Breast Lift

A breast lift or mastopexy may be an option when breast augmentation cannot be performed due to excessive looseness of the skin. This is particularly common following pregnancy with breast-feeding and following weight loss. Implants alone can improve loose skin if the nipple is at or above the underlying breast fold. If the nipple sags or hangs below the breast fold, placing an implant usually will not adequately raise the nipple, creating an unfavorable outcome with the breast still hanging off the implant. In these cases the skin must be tightened and the breast reshaped to allow augmentation. There are three common forms of breast lift. In borderline cases, the nipple can be shifted upwards just enough to allow augmentation using a “crescent lift”, which just removes a little wedge of skin and allows repositioning of the nipple and areola only. Often this is performed on one side only, when there is an asymmetry between the two breasts. An intermediate form of lift is called a periareolar or “donut” lift. In this case the skin is more widely tightened up around the entire nipple areola, limiting the mastopexy scar to the border of the areola. Newer techniques allow internal tightening of the breast tissue too, which has expanded the application of this lift and allowed us to limit scarring with more mastopexy procedures.
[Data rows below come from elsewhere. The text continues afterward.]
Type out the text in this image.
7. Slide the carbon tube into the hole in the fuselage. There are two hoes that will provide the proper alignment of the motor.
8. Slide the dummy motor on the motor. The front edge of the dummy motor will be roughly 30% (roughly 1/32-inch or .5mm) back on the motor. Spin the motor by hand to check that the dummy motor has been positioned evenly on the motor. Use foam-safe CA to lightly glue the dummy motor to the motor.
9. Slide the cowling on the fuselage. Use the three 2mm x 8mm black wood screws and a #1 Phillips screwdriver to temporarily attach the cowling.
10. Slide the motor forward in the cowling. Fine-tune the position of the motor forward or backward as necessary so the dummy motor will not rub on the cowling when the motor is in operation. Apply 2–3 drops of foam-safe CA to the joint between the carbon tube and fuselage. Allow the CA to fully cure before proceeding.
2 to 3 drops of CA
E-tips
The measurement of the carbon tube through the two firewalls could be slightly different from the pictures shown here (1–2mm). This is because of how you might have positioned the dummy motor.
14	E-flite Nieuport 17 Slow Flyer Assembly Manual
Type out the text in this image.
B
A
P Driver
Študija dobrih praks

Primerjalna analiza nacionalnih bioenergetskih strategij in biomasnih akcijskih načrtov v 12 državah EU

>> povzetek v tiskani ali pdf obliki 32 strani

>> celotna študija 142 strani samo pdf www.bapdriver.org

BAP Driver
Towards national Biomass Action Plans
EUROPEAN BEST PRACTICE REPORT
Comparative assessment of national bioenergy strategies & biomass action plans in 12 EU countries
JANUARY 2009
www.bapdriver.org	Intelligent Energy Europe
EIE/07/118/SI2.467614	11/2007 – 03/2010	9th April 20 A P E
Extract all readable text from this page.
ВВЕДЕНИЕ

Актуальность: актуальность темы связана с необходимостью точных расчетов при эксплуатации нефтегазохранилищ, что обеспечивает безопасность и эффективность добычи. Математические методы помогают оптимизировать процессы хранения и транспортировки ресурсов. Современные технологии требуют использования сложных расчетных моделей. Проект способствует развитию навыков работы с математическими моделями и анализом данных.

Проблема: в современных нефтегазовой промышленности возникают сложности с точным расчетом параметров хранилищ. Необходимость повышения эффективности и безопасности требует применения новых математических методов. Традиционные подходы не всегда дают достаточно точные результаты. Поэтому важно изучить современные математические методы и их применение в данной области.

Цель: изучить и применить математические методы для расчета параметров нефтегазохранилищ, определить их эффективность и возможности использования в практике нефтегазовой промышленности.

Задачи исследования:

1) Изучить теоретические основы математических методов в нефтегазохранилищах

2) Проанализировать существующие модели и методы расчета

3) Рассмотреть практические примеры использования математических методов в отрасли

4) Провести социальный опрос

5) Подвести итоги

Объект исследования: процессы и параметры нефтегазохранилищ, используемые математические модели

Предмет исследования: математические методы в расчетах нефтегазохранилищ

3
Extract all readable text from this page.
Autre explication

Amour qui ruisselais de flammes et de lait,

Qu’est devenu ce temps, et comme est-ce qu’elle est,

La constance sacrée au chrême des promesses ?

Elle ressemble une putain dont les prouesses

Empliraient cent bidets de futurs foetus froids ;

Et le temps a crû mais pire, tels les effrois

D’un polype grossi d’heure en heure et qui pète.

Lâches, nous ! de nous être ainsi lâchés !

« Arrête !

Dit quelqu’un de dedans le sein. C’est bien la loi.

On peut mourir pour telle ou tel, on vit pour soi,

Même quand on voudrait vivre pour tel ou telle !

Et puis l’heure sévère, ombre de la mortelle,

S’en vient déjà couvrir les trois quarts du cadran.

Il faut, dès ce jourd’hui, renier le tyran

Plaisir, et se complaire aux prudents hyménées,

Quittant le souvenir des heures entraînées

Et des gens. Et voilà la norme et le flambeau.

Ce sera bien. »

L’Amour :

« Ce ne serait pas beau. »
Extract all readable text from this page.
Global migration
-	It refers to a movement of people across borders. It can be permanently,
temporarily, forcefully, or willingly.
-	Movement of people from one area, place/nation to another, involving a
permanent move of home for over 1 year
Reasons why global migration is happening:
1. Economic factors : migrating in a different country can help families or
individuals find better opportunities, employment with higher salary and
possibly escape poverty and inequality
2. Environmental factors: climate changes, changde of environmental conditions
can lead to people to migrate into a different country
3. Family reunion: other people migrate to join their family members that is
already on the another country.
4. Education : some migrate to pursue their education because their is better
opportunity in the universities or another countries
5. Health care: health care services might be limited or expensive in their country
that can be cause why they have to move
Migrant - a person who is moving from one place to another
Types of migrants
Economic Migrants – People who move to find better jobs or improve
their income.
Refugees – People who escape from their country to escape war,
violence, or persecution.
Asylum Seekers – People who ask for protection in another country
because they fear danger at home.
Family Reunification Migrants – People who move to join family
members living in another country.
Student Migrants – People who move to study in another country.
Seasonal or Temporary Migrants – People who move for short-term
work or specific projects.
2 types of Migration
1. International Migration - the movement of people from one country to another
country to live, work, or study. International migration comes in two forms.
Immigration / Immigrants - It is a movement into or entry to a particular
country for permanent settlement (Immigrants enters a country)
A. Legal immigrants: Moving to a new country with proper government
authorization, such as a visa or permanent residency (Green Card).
In the case of an extremely droopy breast with most of the gland hanging below the breast fold, a full breast lift is required. The nipple is repositioned to its new ideal location and the skin is tightened up around the entire breast mound, eliminating all or most of the skin which was hanging below the breast fold. In this case it is necessary to place an incision on the lower pole of the breast which resembles an upside down “T”. These incisions are identical to a breast reduction, however, with a reduction, a significant amount of breast tissue is removed in addition to the skin. These procedures almost never require removal of the nipple, just repositioning, and in most cases sensation and function remain intact.